Yahoo Finance takes a moderately deep dive into the home building sector, parsing the numbers surrounding the Zacks Building Products – Home Builders index. Here are three major themes it outlines:
- The U.S. housing industry has been reaping benefits from the U.S. Federal Reserve’s dovish monetary stance. Lower mortgage rates have been spurring demand in this rate-sensitive housing market. This, along with a stable economy, rising disposable income and favorable demographic changes are continuing to support demand.
- Raw material prices — which have been increasing over the past few months due to the initial effects of tariffs on items like steel, aluminum and softwood lumber — are now decreasing. This should provide a meaningful boost to margins in the near term. According to an Associated Builders and Contractors’ analysis of information provided by the U.S. Bureau of Labor Statistics, construction material prices dropped 2.2% on a yearly basis in October 2019.

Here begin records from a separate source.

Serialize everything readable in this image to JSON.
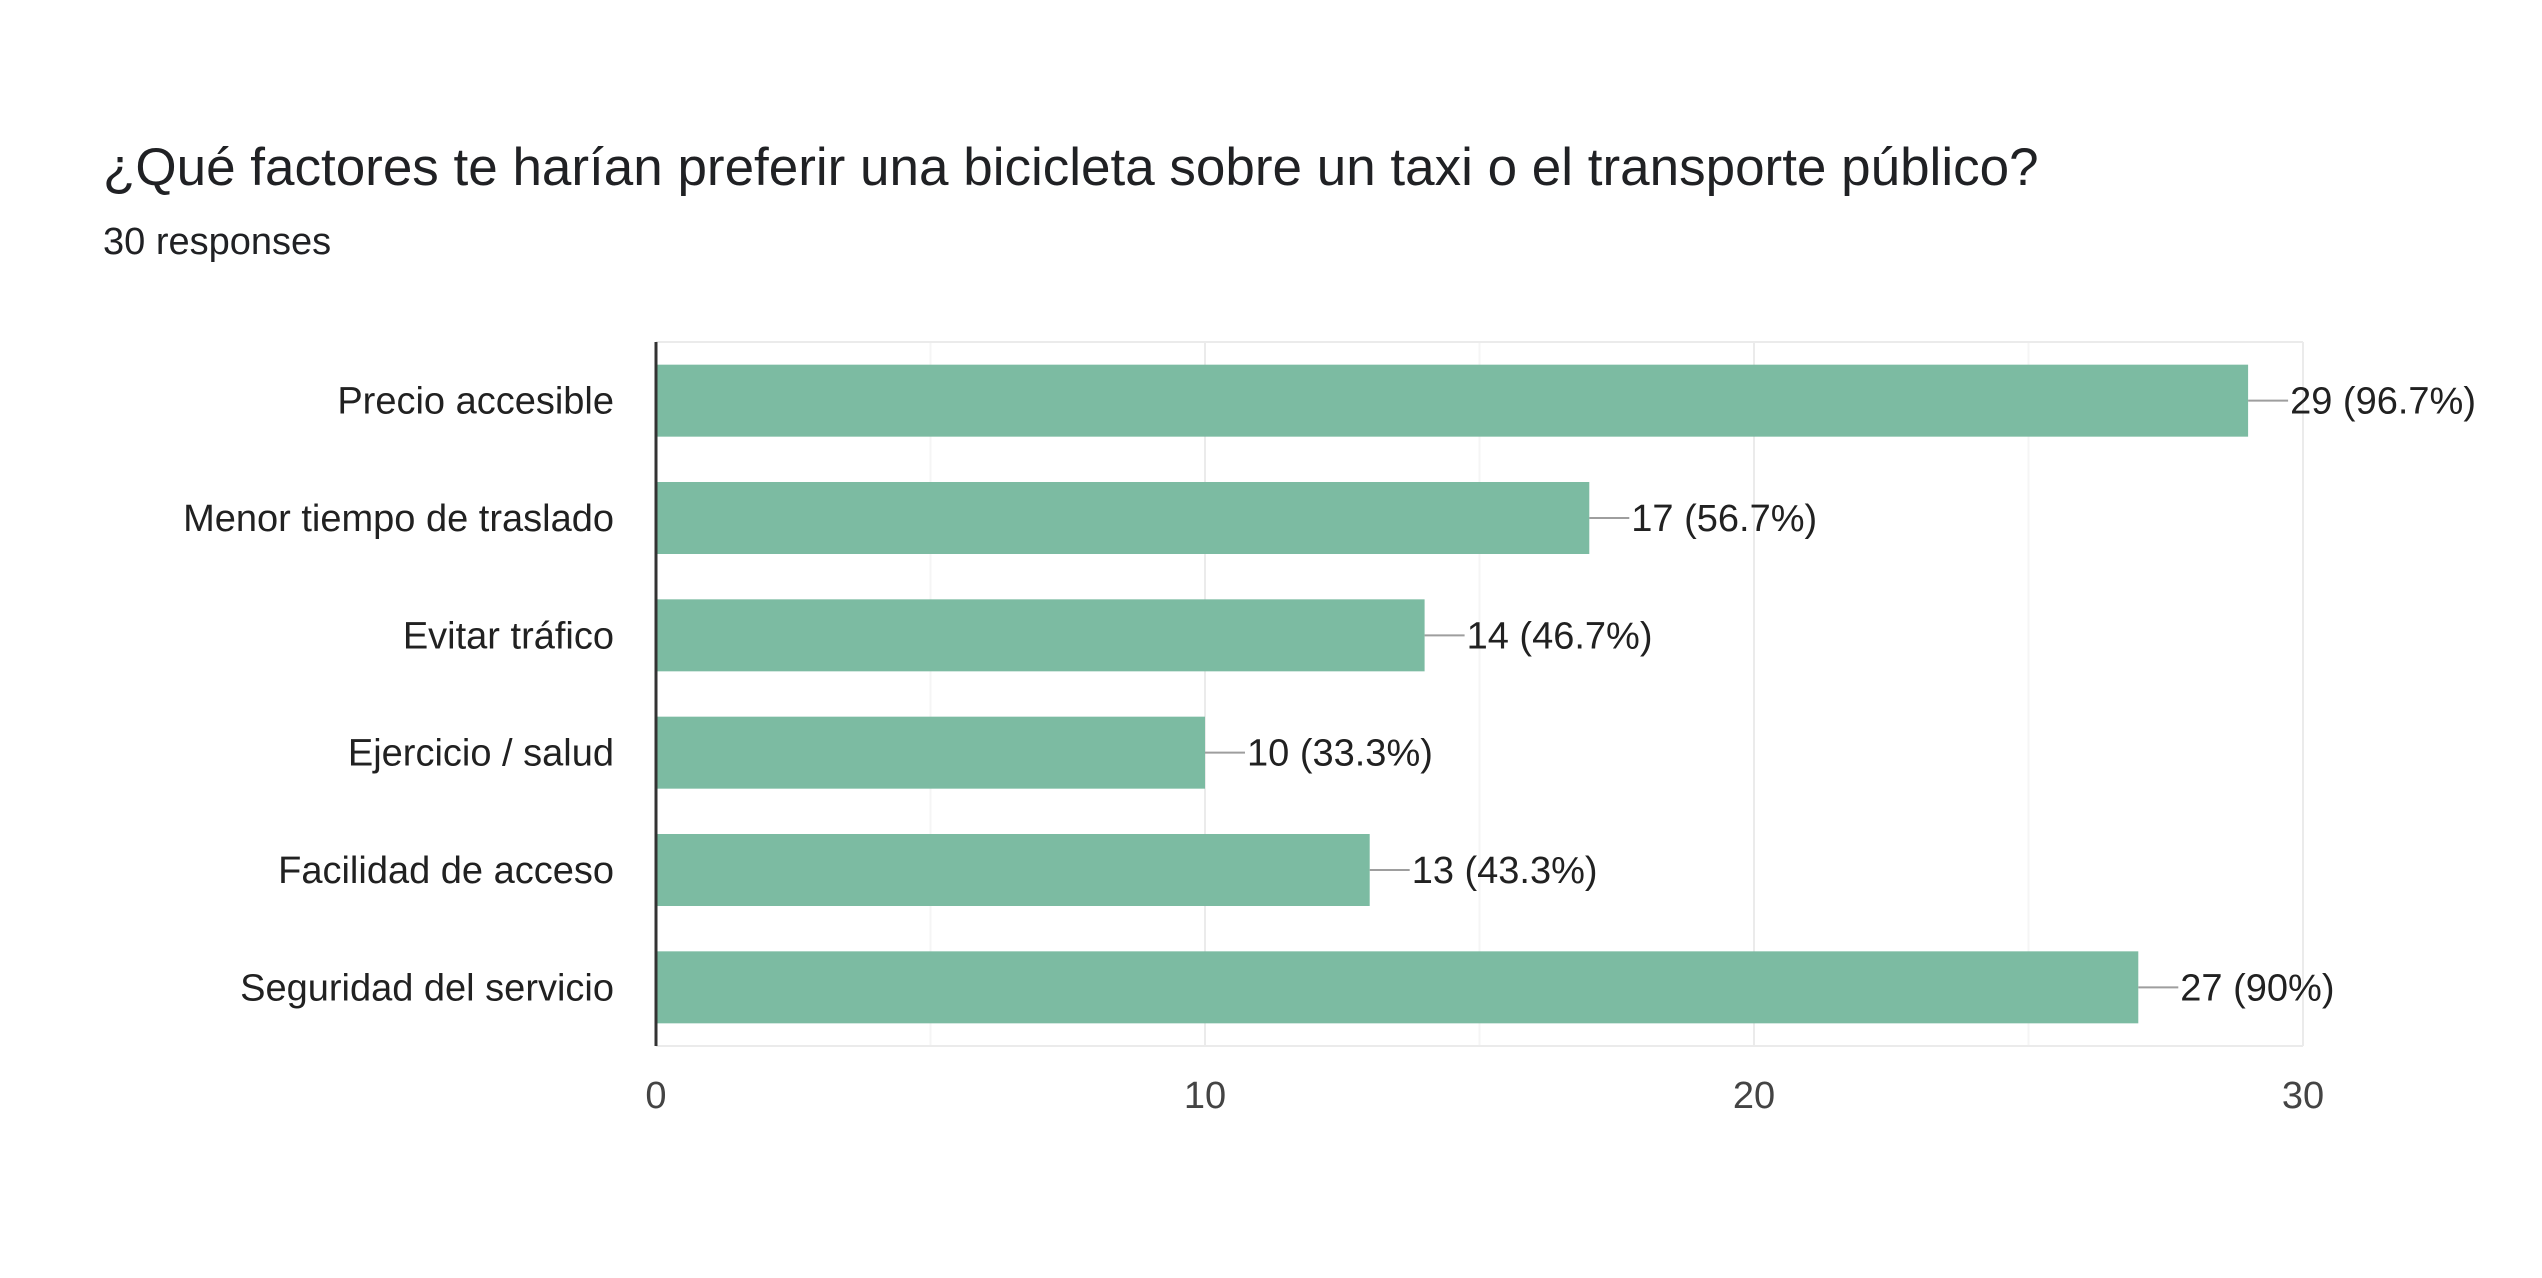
{
  "header": {
    "title": "¿Qué factores te harían preferir una bicicleta sobre un taxi o el transporte público?",
    "responses": "30 responses"
  },
  "chart_data": {
    "type": "bar",
    "orientation": "horizontal",
    "categories": [
      "Precio accesible",
      "Menor tiempo de traslado",
      "Evitar tráfico",
      "Ejercicio / salud",
      "Facilidad de acceso",
      "Seguridad del servicio"
    ],
    "values": [
      29,
      17,
      14,
      10,
      13,
      27
    ],
    "data_labels": [
      "29 (96.7%)",
      "17 (56.7%)",
      "14 (46.7%)",
      "10 (33.3%)",
      "13 (43.3%)",
      "27 (90%)"
    ],
    "xlim": [
      0,
      30
    ],
    "x_ticks": [
      0,
      10,
      20,
      30
    ],
    "x_tick_labels": [
      "0",
      "10",
      "20",
      "30"
    ],
    "minor_gridlines": [
      5,
      15,
      25
    ],
    "grid": true,
    "legend": "none",
    "colors": {
      "bar": "#7cbba2",
      "axis": "#333333",
      "grid": "#ebebeb",
      "leader": "#9e9e9e"
    }
  }
}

- However, despite the fact that declining mortgage rates and lower housing prices have been driving traffic after a tough second half of 2018, the conversion of that traffic into signing of purchase contracts slowed down in the high-end housing market. Softness in home purchases in this particular segment, in response to affordability challenges and general market uncertainty, are impacting the order flow of luxury home builders like Toll Brothers. Again, shortage of skilled labor is a pressing concern. Home builders continue to be cautiously optimistic about the industry’s prospects owing to rising land and labor costs. Again, rising incentives to drive sales are eating into margins.